И в 1958-м, рязанским учителем, как же я позавидовал Пастернаку: вот с кем удался задуманный мною жребий! Вот он-то и выполнит это! - сейчас поедет, да как скажет речь, да как напечатает своё остальное, тайное, что невозможно было рискнуть, живя здесь. Ясно, что поездка его - не на три дня. Ясно, что назад его не пустят, да ведь он тем временем весь мир изменит, и нас изменит - и воротится, но триумфатором!
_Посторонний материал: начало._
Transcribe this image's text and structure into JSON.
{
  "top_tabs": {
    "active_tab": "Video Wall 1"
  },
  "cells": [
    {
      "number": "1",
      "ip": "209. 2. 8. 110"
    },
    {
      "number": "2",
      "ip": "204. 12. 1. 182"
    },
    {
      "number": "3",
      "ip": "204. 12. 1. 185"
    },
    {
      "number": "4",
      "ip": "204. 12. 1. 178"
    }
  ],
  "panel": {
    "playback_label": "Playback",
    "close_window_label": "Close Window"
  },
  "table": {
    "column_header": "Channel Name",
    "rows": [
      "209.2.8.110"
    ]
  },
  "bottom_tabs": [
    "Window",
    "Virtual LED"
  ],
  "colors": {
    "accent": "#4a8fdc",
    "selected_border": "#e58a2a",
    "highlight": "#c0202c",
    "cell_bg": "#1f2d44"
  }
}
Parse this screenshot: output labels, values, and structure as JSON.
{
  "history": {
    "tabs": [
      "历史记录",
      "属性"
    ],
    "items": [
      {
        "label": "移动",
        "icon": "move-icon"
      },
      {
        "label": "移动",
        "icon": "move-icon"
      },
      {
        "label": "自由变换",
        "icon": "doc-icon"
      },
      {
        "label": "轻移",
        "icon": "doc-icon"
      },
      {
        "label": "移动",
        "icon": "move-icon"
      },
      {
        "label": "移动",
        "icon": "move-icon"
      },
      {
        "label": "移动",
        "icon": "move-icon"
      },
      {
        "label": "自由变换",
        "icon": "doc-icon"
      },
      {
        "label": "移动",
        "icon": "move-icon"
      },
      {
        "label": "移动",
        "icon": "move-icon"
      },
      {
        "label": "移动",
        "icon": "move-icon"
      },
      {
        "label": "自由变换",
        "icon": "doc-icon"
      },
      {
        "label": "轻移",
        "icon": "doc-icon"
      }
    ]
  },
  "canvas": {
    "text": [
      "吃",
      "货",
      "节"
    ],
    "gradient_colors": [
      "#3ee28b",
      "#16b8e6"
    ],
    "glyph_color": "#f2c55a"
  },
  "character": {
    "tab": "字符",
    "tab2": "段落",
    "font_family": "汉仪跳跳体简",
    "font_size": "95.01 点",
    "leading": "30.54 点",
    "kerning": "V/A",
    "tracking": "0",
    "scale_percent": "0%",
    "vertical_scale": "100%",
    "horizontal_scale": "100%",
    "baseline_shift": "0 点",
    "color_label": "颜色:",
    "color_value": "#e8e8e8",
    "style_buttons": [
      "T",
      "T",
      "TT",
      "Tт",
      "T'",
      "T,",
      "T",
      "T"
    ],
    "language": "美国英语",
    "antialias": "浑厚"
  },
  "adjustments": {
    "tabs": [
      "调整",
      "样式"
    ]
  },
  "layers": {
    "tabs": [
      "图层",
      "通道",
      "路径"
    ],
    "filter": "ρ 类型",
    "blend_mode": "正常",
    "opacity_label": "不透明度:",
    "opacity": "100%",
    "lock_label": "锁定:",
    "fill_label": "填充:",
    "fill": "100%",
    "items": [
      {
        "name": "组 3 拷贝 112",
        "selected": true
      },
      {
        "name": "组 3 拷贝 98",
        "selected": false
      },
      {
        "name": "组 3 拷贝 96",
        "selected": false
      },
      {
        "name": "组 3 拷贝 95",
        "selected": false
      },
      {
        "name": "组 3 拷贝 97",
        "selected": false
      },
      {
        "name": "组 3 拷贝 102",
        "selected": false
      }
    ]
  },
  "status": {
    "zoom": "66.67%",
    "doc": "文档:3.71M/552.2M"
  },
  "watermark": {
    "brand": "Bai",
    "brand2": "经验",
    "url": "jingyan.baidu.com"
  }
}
После лагерной выучки я, искренно, ожидать был не способен, чтобы Пастернак избрал иной образ действий, имел цель иную. Я мерил его своими целями, своими мерками - и корчился от стыда за него как за себя: как же можно было испугаться какой-то газетной брани, как же можно было ослабеть перед угрозой высылки, и униженно просить правительство, и бормотать о своих "ошибках и заблуждениях", "собственной вине", вложенной в роман, - от собственных мыслей, от своего духа отрекаться - только, чтоб не выслали! И "славное настоящее", и "гордость за то время, в которое живу", и, конечно, "светлая вера в общее будущее" - и это не в провинциальном университете профессора секут, но - на весь мир наш нобелевский лауреат! Не-ет, мы безнадёжны! Нет, если позван на бой, да ещё в таких превосходных обстоятельствах, - иди и служи России! Жестоко-упречно я осуждал его, не находя оправданий. Перевеса привязанностей над долгом я и с юности простить и понять не мог, а тем более озверелым зэком (Никто бы мне в голову тогда не вместил, что Пастернак уже и напечатался и высказался, и та бы речь стокгольмская могла б оказаться не грозней его газетных оправданий.)